Появились швабры и метлы, и слуги маркиза принялись убирать впечатляющий беспорядок, оставленный гостями. Маркиз объявил, что идет спать, но сначала остановился помочиться в камин. Энн проводила Волету и Ирен в их комнату, где багаж, наконец выпущенный таможней, ждал их аккуратной горой. Ксения послала Энн сказать Волете, что не придет пожелать ей спокойной ночи, и это пренебрежение подчеркивалось молчанием Ирен. Волета никак не могла решить, то ли Ирен молчит, потому что не знает, что сказать, то ли она точно знает, что сказать, но не хочет этого говорить из опасения начать ссору. Хотя Волета не стала бы с ней спорить. Она знала, что заслужила нагоняй.
Их спальня была большой и хорошо обставленной, включая маленькую кровать в углу, где обычно спала гувернантка. Сразу стало ясно, что Ирен там не поместится, и, поскольку главная кровать была огромной, Волета настояла, чтобы они разделили ее. Она надеялась, что этот жест вызовет какой-нибудь разговор, но безрезультатно. Волета спрятала Писклю в маленькое гнездышко из шарфов на комоде, а Ирен выключила лампы. Они переоделись в ночные рубашки, упакованные Байроном, – длинные, белые и теплые. Они забрались под богато украшенные одеяла среди высоких зубчатых столбиков кровати, и Волета пискнула: «Спокойной ночи». Вместо ответа Ирен испустила глубокий вздох, от которого содрогнулся матрас.
Через некоторое время дыхание Ирен стало глубже и медленнее, словно океанский прибой. Вскоре она уже крепко спала, оставив Волету наедине с чувством вины.
Она почувствовала, что задыхается под тяжелыми одеялами, задыхается от чужеродного запаха постельного белья и от косметики, которая все еще липла к коже. Волета терпела душевную боль так долго, как только могла, и когда ей показалось, что она вот-вот закричит, соскользнула с теплых простыней и опустила босые ноги на прохладный шерстяной ковер. Она несколько минут дышала в унисон с Ирен в темноте, а потом на цыпочках подошла к занавешенной двери на балкон. Приоткрыла дверь, втиснулась в щель, как пробка в бутылку, и выскользнула наружу.
А там город, казалось, кричал на звезды. И небо, такое близкое, кричало в ответ.
Глава седьмая
Улыбки подобны свечам. Они могут согреть и развеселить самую унылую комнату. Но стоит помнить о том, что внутри даже самой яркой свечи скрывается почерневший фитиль.

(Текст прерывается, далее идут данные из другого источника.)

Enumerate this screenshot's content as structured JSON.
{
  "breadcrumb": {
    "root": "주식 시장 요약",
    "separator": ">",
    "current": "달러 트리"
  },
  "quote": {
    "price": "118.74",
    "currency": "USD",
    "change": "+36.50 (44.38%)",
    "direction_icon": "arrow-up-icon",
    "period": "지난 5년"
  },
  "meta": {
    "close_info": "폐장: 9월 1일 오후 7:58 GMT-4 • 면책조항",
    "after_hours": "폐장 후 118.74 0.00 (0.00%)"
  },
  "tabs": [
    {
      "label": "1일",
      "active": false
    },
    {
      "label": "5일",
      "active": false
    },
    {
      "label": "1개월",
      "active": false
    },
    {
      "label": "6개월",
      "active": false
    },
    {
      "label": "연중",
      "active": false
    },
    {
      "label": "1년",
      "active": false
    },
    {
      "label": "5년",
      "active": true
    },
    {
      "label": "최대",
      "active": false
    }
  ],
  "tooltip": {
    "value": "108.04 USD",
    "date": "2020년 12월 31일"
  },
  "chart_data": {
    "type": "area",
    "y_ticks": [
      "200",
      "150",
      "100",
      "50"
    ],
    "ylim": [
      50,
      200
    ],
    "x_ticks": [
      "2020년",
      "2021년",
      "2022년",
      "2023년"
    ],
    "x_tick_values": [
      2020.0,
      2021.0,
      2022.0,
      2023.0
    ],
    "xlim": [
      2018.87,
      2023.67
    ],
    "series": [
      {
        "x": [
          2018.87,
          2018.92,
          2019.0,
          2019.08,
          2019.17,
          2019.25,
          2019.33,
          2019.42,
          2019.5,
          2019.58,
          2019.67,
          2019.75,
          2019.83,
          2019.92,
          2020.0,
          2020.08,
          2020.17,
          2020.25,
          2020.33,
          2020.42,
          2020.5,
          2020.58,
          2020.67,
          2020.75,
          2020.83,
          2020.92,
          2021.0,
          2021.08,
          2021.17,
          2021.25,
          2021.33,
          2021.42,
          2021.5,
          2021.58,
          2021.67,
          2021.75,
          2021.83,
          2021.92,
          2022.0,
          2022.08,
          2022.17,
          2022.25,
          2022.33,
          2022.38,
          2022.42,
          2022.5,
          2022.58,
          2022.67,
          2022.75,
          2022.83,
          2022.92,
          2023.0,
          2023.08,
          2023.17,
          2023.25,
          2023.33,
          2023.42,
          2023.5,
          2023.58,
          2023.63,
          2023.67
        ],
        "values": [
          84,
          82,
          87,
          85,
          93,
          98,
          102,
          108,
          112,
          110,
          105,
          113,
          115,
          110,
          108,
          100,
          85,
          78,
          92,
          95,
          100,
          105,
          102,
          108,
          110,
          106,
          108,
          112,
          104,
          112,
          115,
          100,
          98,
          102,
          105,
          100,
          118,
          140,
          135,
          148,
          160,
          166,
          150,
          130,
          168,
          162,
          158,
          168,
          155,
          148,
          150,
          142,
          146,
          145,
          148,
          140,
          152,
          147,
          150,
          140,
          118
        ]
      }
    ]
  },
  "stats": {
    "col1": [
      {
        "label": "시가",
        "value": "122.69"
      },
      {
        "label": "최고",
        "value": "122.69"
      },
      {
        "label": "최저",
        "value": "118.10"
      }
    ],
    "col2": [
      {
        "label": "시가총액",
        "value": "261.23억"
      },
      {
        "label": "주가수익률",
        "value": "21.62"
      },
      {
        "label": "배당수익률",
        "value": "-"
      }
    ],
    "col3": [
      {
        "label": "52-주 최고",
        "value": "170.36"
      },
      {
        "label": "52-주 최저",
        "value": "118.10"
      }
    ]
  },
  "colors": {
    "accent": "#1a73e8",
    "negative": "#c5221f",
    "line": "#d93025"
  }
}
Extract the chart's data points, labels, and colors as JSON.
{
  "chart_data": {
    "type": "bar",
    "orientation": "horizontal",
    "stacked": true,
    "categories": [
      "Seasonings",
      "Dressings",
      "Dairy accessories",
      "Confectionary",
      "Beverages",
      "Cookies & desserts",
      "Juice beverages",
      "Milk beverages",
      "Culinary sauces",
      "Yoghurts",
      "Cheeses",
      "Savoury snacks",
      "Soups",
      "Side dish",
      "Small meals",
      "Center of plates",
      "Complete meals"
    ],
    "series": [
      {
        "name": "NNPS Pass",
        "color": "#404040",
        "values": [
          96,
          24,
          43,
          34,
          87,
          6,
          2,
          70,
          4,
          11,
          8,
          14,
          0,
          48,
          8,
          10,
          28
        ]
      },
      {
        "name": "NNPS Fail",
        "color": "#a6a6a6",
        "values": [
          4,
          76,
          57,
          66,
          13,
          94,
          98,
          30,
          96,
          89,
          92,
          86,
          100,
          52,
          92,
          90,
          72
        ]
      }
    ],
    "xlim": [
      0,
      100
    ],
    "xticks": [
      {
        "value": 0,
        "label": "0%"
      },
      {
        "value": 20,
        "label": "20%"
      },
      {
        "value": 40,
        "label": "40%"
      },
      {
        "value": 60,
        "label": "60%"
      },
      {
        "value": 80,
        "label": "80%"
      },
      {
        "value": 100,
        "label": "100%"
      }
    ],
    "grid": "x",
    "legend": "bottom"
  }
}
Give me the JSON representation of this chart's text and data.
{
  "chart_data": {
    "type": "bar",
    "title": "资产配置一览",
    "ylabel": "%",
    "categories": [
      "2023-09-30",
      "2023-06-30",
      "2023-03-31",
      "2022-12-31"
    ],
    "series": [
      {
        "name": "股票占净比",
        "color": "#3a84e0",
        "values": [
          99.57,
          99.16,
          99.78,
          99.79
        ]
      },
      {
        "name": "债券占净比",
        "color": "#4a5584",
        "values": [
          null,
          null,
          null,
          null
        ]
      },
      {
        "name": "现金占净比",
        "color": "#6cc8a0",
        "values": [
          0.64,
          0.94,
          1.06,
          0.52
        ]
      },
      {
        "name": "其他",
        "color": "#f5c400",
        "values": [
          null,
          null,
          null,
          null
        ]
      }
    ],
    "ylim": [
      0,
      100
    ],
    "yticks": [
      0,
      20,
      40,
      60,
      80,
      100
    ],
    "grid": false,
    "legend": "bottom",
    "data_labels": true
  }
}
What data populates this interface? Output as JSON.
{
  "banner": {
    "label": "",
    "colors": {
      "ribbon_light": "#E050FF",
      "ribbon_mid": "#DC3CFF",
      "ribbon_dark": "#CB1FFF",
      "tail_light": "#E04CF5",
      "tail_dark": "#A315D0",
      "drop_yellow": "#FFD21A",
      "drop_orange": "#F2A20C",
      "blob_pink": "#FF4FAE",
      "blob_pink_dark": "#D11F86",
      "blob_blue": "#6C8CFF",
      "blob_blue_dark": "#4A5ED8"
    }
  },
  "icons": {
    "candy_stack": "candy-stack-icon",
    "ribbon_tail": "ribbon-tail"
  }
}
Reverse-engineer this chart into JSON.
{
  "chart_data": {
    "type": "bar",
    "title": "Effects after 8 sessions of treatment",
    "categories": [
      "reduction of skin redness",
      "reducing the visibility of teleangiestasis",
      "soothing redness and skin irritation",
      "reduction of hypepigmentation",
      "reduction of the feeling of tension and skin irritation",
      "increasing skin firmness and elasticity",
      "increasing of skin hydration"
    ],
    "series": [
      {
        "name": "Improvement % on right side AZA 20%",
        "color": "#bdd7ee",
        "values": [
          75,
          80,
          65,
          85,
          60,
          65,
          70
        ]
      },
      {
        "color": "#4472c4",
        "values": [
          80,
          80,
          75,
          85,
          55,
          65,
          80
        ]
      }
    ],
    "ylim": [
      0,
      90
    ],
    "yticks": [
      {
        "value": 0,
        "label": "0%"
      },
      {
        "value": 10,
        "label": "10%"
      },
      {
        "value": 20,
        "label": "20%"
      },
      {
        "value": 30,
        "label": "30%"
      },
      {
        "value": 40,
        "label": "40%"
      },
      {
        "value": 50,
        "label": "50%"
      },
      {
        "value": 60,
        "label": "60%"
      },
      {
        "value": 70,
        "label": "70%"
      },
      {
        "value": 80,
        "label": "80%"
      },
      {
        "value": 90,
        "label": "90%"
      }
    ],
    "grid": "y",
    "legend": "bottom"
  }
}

Волета в белой ночной рубашке исчезла на фоне городских вершин, как снежинка в сугробе.
Четырьмя этажами ниже улицы казались еще более многолюдными, чем днем. Приближалась полночь, но город, казалось, только просыпался.
Прыжки между крышами были достаточно хитрыми, чтобы доставлять удовольствие. Она спотыкалась на кусках осыпающейся штукатурки, скользила по скользким плиткам и покачивалась на расшатанных кирпичах в кладке. Один карниз обвалился, когда Волета прыгнула на него, и девушка, пролетев половину этажа, чудом сумела ухватиться за водосточную трубу. Волнение от этого было настолько сильным, что она не могла удержаться от смеха, глядя вниз на переулок, куда едва не рухнула. Она вскарабкалась на вершину декоративной башенки и посмотрела на созвездия – колючую розу, колесо фургона, колыбель и медведя, – которые теснились друг к другу, как марки на пароходном кофре. От сквозняка звезды замерцали. Она подумала о ветре, как же ей его не хватает. Похоже, она угодила из одной безвоздушной тюрьмы в другую.
На каждой крыше, куда попадала Волета, шел какой-нибудь праздник, но толпы гостей были настолько пьяны и довольны собой, что она легко оставалась незамеченной. Она пряталась под фронтонами и проползала за ограждениями. Если крыши домов были слишком переполнены, она свисала с карнизов и подоконников, медленно продвигаясь вперед на кончиках пальцев. Сквозь череду хорошо освещенных окон и демонстративно раздвинутых штор она мельком видела свидания, ссоры и приступы рыданий.
Но сама оставалась невидимкой. Такая роскошь – быть невидимой и самой по себе.
Впрочем, этого было недостаточно, чтобы затмить воспоминания о вечеринке маркиза, о ее плохо продуманной речи в защиту попугая, о разочаровании в глазах Ирен. Волета подозревала, что ей придется перелезть еще через десять тысяч крыш, прежде чем случившееся выветрится из памяти.